Pass It On: A Forward-Facing Chain of Custody for Clothing
Violet Hyun

Pass It On is a speculative product and physical prototype that explores how garments can carry a visible chain of custody.
The project asks a simple question: what if clothing could retain memory?
Today, most garments lose their history the moment they are sold. We know little about where they came from, who wore them, or how they moved through different lives. This absence of memory contributes to a culture in which clothing is treated as disposable.
Pass It On introduces a mobile platform and NFC-enabled garment tag that records ownership over time. By scanning the tag, users can access a garment passport that reveals material information, ownership history, and notes left by previous owners.
The goal is to shift how people define value—from novelty to narrative.
Research
To understand why clothing remains unused, I surveyed 50 participants between the ages of 19 and 26 and conducted 8 follow-up interviews.
Three recurring themes emerged:
- Overconsumption — people buy more than they need.
- Disposal anxiety — people feel guilty letting go of clothing.
- Friction — reselling and donating require too much effort.
These behaviors create a self-reinforcing loop in which unwanted garments remain stored rather than recirculated.
Design Strategy
The project focuses on the handoff moment.
If releasing clothing feels emotionally rewarding, users are more likely to let items circulate.
The design strategy is built around three principles:
- Reward the release
- Make demand visible
- Replace guilt with story
System Overview
Pass It On combines a mobile marketplace with a physical NFC tag embedded in the garment.
The mobile app is organized into four main areas:
- Explore — Discover available garments.
- My Closet — Manage outgoing items.
- My Bag — Track incoming items.
- Profile — View ReLeaf points and ownership history.

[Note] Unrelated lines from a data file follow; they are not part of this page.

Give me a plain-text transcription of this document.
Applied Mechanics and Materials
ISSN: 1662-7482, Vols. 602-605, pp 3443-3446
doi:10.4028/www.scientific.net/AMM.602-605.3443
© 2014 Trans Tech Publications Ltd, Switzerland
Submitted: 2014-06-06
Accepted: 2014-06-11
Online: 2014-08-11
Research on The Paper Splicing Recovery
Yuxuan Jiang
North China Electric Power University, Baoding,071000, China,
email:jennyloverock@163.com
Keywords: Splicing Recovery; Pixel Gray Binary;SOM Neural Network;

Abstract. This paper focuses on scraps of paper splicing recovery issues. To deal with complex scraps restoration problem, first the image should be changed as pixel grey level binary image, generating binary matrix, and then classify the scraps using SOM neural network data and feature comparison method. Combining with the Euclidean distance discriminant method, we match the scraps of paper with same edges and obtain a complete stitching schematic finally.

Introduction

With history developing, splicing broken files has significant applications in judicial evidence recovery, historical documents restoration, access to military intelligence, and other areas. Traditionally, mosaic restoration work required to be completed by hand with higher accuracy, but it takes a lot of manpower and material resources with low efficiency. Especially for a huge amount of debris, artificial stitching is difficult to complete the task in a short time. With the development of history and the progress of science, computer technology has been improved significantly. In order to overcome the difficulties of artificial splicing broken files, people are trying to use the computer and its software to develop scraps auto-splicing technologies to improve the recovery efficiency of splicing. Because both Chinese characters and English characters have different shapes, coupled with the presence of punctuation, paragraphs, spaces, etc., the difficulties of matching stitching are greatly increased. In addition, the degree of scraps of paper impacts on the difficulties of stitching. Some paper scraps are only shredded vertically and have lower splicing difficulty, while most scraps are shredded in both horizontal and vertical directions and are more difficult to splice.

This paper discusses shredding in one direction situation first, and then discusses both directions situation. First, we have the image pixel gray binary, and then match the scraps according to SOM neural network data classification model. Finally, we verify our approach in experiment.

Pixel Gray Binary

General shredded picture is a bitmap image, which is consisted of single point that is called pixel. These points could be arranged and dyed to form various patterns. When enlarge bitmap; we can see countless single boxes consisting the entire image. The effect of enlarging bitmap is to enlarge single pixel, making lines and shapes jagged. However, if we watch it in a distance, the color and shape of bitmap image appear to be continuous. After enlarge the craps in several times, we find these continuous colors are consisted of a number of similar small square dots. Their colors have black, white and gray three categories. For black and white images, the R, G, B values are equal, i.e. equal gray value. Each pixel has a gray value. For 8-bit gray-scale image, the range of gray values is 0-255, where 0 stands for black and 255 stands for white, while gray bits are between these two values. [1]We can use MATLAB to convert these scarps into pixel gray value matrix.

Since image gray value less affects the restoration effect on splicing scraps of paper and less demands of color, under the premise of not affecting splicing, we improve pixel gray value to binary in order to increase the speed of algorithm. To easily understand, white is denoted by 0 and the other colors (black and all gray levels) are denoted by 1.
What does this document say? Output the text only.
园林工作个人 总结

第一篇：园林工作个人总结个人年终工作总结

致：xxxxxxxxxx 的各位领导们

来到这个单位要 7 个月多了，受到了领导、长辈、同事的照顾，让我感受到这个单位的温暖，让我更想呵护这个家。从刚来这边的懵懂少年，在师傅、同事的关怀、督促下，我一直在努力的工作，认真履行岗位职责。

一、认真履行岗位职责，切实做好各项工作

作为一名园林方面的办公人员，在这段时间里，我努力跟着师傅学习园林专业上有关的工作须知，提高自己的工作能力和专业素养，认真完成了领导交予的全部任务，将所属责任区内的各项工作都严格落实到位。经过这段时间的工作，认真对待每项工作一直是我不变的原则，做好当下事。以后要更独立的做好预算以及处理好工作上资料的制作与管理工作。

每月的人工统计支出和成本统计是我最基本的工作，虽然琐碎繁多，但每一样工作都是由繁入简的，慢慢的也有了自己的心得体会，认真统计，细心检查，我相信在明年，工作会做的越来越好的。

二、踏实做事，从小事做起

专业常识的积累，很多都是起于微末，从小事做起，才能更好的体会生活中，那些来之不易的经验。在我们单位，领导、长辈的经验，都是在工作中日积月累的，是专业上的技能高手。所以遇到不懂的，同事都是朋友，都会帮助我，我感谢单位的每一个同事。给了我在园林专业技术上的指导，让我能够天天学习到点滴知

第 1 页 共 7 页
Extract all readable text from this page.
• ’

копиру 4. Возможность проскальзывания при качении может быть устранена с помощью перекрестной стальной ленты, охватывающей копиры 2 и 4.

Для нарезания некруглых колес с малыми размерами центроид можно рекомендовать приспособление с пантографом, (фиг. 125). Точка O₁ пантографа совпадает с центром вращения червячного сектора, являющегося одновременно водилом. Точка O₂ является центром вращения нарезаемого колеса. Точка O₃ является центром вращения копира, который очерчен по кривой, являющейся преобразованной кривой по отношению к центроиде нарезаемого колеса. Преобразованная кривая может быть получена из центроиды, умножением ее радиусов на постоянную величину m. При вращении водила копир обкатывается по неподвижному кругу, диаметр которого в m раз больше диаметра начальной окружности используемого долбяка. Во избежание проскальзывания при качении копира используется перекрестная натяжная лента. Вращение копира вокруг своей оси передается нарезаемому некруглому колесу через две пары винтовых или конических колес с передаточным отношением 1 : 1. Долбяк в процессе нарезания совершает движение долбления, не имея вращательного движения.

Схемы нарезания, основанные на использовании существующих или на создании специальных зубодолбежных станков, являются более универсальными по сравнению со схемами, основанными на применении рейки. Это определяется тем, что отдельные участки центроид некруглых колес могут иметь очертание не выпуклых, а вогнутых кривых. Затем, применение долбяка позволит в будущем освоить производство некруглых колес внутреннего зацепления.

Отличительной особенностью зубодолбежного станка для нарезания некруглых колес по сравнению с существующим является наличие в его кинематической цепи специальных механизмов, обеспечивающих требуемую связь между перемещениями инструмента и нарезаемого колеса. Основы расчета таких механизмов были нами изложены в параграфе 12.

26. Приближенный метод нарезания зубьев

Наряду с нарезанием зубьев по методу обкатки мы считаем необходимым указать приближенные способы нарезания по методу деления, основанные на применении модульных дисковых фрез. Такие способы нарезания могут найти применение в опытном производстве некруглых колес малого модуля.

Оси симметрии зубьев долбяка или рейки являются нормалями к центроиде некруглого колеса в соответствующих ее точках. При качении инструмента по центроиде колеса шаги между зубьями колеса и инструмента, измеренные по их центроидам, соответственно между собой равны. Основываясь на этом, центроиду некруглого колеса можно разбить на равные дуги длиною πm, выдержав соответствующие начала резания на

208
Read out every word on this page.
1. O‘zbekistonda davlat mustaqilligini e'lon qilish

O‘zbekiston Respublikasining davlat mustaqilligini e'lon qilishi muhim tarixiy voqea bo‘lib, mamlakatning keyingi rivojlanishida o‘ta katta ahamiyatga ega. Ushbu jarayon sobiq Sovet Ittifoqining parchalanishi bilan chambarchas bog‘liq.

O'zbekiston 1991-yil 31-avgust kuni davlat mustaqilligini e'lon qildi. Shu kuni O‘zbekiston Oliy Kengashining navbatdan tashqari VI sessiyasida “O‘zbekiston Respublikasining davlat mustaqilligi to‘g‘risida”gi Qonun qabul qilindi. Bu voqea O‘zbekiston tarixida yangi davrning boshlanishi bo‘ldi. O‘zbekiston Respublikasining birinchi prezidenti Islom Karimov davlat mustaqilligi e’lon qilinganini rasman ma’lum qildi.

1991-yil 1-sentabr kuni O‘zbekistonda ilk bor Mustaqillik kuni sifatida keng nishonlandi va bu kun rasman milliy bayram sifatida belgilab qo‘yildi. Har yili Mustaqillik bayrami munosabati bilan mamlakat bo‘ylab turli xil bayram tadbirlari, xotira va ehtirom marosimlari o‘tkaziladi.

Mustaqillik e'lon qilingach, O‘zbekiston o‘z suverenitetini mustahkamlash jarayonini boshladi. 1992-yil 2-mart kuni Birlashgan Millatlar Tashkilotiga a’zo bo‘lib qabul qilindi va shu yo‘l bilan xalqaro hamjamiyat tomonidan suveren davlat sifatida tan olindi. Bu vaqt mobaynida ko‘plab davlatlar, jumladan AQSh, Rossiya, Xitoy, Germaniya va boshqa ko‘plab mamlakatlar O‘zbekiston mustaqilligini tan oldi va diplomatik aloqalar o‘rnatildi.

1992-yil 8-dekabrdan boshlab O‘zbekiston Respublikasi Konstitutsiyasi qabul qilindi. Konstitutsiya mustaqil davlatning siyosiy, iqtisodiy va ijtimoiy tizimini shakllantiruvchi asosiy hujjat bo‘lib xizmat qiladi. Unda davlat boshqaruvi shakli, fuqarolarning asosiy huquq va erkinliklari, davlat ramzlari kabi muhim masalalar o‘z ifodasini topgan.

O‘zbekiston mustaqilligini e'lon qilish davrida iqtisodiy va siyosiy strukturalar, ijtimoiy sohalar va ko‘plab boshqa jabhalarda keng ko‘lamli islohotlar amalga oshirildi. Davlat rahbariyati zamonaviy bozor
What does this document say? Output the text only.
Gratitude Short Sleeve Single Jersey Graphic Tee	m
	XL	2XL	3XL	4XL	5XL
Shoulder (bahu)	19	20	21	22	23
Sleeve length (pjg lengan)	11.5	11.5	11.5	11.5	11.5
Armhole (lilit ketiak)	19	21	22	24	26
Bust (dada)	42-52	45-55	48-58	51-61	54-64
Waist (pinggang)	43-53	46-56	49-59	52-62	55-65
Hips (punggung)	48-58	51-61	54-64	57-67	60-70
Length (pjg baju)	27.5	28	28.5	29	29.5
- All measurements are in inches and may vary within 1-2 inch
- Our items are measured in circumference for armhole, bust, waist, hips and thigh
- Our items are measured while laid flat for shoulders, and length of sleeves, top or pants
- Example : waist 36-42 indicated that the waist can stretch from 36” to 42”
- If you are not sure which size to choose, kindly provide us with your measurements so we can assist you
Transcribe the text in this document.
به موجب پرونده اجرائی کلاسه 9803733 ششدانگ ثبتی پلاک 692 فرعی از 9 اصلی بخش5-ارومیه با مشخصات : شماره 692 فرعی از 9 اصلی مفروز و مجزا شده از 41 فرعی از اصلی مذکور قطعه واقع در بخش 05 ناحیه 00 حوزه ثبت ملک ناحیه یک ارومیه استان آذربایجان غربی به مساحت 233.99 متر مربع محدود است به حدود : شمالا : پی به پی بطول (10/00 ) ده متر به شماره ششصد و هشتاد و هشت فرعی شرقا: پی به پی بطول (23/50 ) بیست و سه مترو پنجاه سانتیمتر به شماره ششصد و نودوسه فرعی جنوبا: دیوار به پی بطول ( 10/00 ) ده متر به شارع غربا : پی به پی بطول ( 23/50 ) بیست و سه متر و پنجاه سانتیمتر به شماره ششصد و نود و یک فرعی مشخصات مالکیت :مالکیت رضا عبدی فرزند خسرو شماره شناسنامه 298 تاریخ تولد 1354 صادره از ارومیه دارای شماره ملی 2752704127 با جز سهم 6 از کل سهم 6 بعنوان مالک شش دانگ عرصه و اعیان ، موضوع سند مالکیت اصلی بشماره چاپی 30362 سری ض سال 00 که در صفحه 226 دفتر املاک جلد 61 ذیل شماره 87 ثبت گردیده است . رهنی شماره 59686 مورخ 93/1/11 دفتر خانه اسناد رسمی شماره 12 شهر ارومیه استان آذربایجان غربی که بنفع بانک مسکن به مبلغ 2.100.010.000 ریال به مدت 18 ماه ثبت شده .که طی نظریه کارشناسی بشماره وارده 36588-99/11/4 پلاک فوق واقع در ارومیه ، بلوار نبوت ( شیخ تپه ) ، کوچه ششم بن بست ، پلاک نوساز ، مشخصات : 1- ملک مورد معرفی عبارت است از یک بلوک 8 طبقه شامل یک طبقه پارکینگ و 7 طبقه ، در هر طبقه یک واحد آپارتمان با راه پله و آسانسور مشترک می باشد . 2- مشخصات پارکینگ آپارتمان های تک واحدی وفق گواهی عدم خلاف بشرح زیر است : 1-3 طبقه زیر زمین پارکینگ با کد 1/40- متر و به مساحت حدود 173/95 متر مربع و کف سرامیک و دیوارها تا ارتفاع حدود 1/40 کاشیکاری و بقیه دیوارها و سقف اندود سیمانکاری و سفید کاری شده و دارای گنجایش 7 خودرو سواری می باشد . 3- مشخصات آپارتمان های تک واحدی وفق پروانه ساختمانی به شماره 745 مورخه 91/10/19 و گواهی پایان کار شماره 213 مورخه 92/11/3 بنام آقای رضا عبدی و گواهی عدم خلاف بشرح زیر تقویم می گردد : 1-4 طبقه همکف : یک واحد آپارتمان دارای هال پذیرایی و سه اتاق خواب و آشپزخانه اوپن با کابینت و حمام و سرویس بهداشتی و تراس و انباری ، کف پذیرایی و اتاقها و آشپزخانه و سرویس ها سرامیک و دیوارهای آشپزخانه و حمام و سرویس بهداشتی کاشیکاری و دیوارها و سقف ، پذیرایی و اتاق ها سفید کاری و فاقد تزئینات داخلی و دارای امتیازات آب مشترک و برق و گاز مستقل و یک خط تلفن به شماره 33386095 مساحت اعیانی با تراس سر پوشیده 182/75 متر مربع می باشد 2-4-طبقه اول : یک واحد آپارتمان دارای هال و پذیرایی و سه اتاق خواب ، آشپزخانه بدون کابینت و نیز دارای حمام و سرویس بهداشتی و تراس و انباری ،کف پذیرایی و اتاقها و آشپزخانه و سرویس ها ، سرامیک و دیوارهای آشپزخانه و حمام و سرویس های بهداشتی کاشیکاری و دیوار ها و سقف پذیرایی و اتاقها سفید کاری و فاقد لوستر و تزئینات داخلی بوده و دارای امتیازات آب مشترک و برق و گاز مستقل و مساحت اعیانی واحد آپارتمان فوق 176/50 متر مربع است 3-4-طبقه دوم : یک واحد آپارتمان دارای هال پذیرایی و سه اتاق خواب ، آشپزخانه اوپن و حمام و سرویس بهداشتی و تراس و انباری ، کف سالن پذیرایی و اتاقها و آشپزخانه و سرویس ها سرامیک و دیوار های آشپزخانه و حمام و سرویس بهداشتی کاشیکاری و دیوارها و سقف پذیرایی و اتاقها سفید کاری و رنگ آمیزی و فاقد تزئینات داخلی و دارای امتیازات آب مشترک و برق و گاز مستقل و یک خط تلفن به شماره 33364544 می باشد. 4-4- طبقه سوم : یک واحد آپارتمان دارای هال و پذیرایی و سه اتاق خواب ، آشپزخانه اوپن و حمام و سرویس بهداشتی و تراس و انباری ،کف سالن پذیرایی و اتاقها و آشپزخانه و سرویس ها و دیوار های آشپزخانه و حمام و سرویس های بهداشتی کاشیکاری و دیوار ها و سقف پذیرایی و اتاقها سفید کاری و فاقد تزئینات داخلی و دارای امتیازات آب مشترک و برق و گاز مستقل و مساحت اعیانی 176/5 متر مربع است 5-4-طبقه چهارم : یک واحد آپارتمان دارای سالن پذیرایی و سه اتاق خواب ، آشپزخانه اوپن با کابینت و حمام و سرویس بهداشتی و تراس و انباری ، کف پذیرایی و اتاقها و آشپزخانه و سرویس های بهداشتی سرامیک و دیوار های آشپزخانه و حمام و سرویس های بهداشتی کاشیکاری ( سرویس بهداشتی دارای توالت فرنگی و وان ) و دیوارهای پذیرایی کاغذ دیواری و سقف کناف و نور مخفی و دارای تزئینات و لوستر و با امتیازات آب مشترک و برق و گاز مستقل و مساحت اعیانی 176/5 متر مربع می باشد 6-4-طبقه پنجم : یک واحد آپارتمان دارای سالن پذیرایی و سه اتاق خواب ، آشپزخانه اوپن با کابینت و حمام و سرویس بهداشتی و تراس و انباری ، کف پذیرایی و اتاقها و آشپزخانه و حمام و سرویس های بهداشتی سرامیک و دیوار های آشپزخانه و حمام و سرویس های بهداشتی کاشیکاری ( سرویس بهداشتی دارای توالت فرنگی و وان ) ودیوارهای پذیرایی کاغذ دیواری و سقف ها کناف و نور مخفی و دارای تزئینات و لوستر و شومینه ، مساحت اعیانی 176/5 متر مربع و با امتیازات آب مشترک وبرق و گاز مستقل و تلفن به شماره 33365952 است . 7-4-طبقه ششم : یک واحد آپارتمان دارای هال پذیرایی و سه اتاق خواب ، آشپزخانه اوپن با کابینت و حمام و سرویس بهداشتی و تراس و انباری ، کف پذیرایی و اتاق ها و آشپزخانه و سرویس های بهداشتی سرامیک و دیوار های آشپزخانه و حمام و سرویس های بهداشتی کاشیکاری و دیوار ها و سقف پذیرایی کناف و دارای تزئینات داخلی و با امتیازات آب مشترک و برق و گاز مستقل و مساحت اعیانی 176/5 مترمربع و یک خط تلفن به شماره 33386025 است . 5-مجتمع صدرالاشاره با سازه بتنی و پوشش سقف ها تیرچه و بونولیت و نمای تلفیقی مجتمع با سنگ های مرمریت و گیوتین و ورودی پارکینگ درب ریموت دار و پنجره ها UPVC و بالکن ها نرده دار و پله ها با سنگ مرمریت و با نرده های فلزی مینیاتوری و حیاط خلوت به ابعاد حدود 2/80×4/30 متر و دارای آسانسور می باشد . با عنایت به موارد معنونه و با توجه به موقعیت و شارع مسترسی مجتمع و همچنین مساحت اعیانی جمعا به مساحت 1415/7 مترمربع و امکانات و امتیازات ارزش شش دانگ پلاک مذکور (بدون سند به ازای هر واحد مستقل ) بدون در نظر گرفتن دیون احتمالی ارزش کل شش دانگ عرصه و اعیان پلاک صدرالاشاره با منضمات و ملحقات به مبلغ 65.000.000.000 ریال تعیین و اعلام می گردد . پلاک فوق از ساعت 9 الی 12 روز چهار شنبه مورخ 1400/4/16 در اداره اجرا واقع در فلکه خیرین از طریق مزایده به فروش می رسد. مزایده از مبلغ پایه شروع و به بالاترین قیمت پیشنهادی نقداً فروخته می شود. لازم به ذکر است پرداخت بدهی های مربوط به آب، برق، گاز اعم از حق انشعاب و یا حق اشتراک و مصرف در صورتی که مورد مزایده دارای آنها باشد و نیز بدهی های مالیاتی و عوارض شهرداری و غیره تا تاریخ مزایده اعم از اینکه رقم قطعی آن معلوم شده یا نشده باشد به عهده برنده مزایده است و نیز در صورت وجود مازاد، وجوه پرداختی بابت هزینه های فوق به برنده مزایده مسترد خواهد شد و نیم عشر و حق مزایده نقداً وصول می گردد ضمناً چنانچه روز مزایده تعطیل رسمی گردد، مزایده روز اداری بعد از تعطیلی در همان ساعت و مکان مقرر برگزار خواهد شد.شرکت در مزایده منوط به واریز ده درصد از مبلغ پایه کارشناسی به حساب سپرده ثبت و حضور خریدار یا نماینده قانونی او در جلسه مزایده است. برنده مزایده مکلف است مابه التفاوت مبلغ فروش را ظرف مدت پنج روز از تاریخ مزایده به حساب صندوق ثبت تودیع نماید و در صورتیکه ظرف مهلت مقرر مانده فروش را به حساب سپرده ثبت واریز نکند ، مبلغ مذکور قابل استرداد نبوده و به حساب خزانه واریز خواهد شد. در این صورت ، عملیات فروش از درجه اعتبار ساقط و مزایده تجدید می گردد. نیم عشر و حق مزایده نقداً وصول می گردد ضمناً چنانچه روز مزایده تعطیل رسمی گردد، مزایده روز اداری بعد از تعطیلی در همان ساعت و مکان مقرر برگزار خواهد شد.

The physical prototype consists of a fabric hang tag containing an NFC chip. Scanning the tag opens the garment passport.
Garment Passport
Each garment has a dedicated digital record containing:
- Product information
- Material details
- Supply chain transparency
- Chain of custody
- Messages from previous owners
This transforms the garment into a living record rather than a static object.
Prototype
The prototype was built in Next.js and deployed on Vercel. It demonstrates a full end-to-end flow from listing a garment to transferring it to a new owner.
Interactive preview (embedded live app):
If the preview does not load here (some browsers block embedding), open the prototype in a new tab.
Reflection
Pass It On reframes secondhand clothing as a carrier of memory.
By making ownership visible, the project suggests that garments can gain value as they move through more lives.
Instead of asking, “Who owned this before me?” the project asks:
“What stories become possible when we choose to pass it on?”